If you look at the specs for this Allez Sprint, it shows the bottom bracket as "praxis 6806 bearings". 

What does this mean, that it's using a BB30 but with the praxis bearings? 

https://www.specializedconceptstore.co.uk/product/11609/2018-allez-sprint-comp/


----------



## gbb (22 Nov 2017)

While I've never had a BB30 so don't know about getting into the BB itself, the bearings used will be 6806, an industry standard bearing...in all probability 6806-2RS...ie, with two rubber seals.


----------



## Globalti (22 Nov 2017)

Possibly fitted inside a Praxis Works BB shell, which is a pretty nifty design but needs a couple of special tools to remove and replace. Nothing to worry about, go for it.


----------



## mustang1 (22 Nov 2017)

Thanks. 

I wanted to check it wasnt an adaptor.


----------



## Cycleops (23 Nov 2017)

Praxis say it’s not a conversion. You can make your own mind up about that.. It’s to enable a BB30 shell to use Shimano hollowtech.
https://praxiscycles.com/conversion-bb/


----------



## Globalti (23 Nov 2017)

It is an adaptor but it's a pretty good system. If it creaks take it out and grease everything.


----------



## mustang1 (23 Nov 2017)

Globalti said:


> It is an adaptor but it's a pretty good system. If it creaks take it out and grease everything.

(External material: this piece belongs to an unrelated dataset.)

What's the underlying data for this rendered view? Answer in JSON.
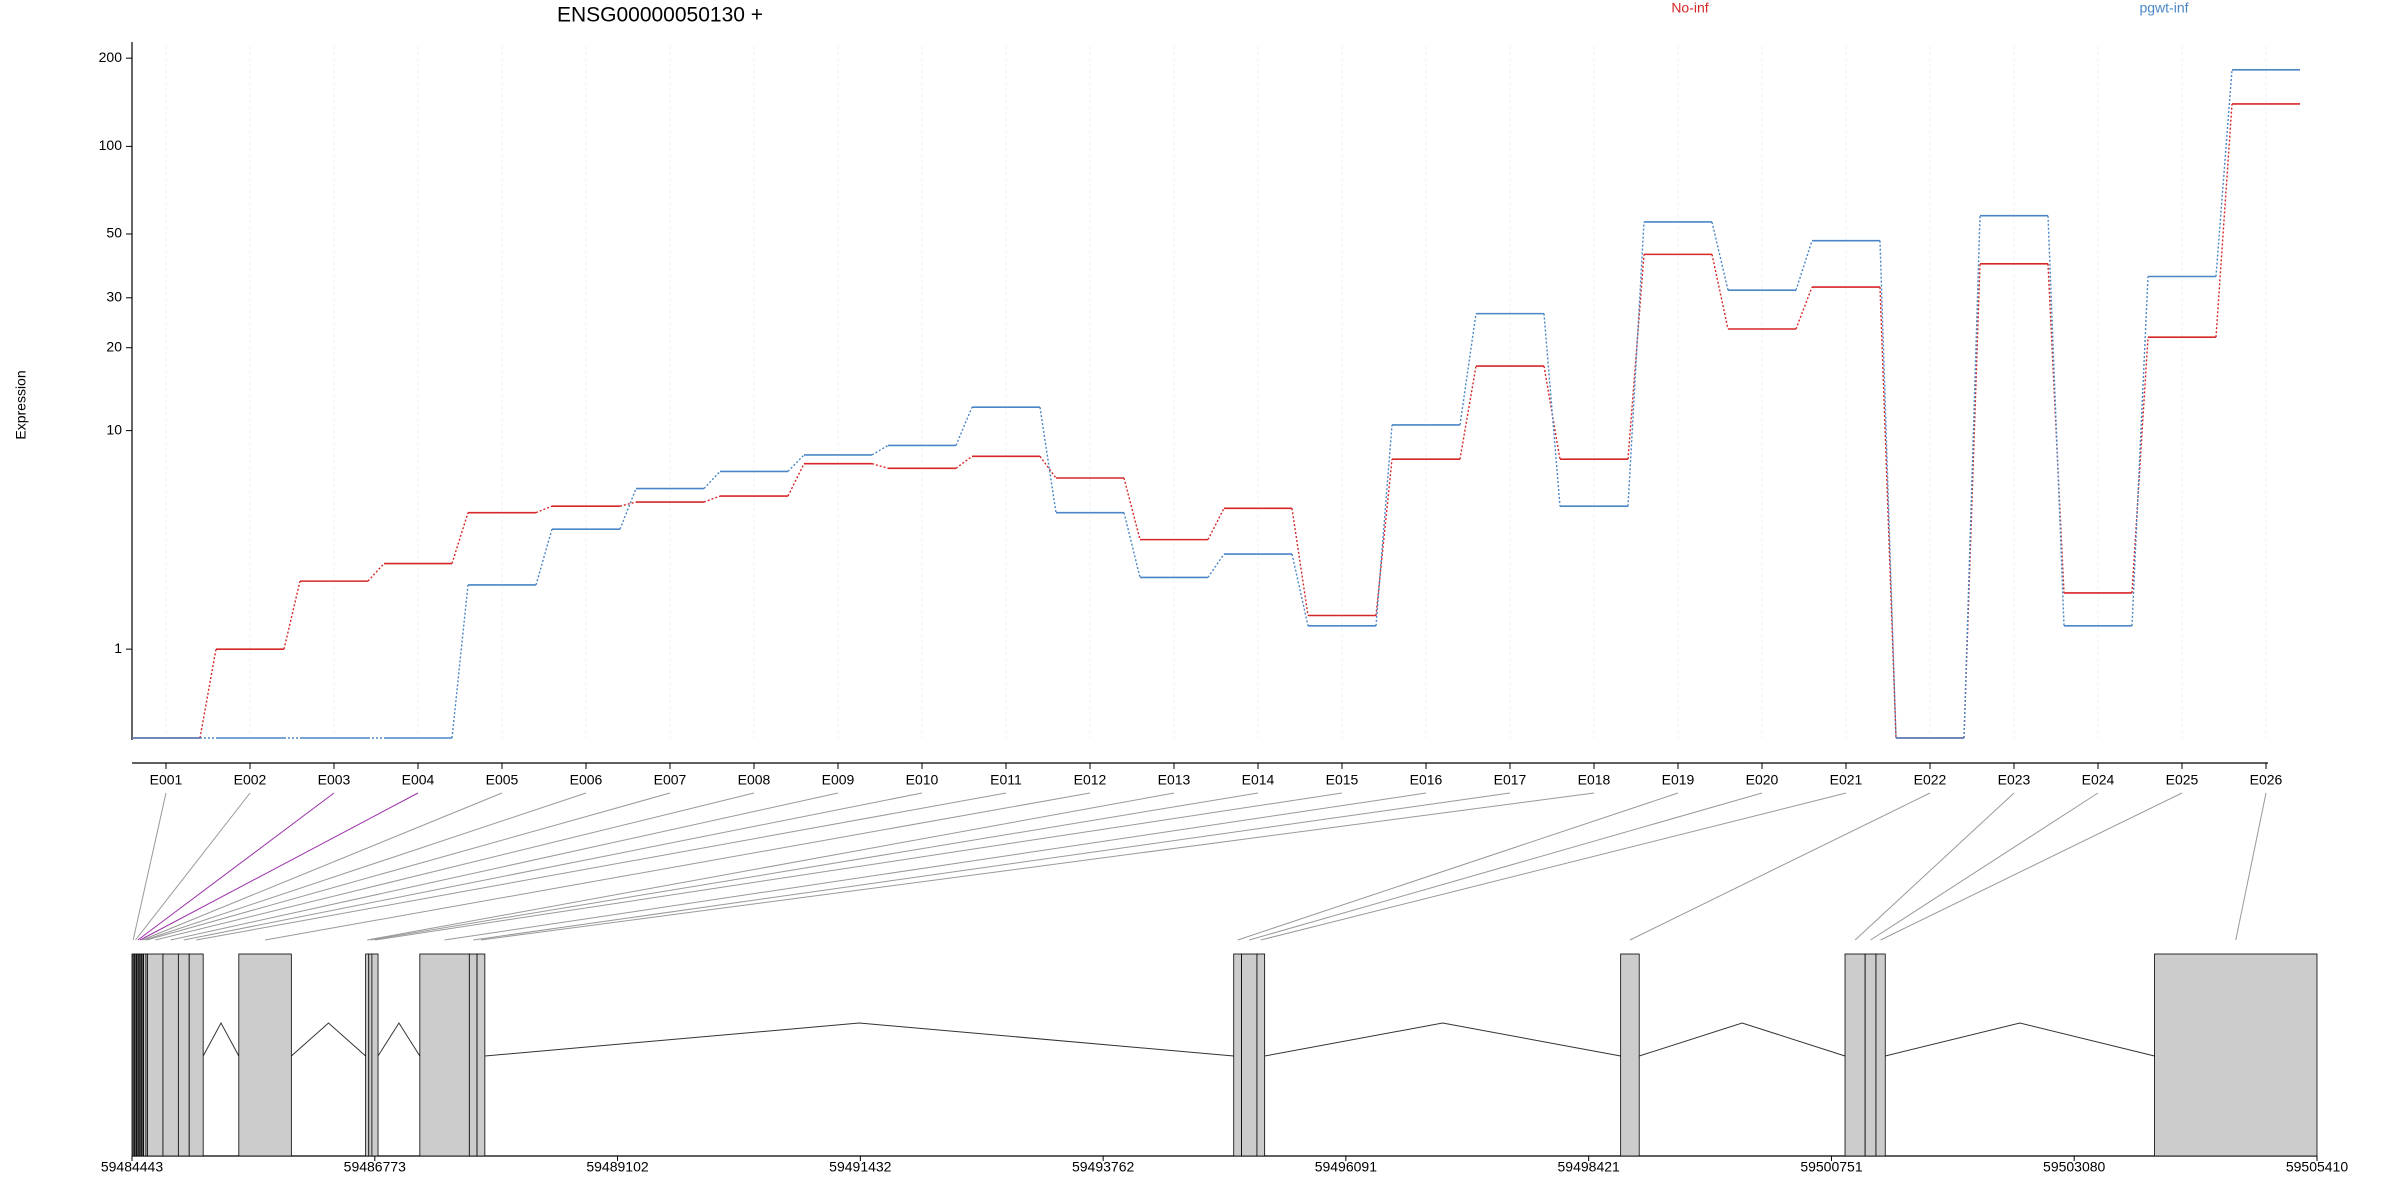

I'm a bit skeptical: don't they say that about every BB problem.


----------



## Globalti (23 Nov 2017)

No need; I have invested considerable time in solving BB30 creaks and I like the Praxis Works system but it must be installed with lots of grease on the interfaces.

BB30 cranksets installed straight into the bearings can also creak but this requires the use of bearing fit compound, which I have explained in detail several times on CC.


----------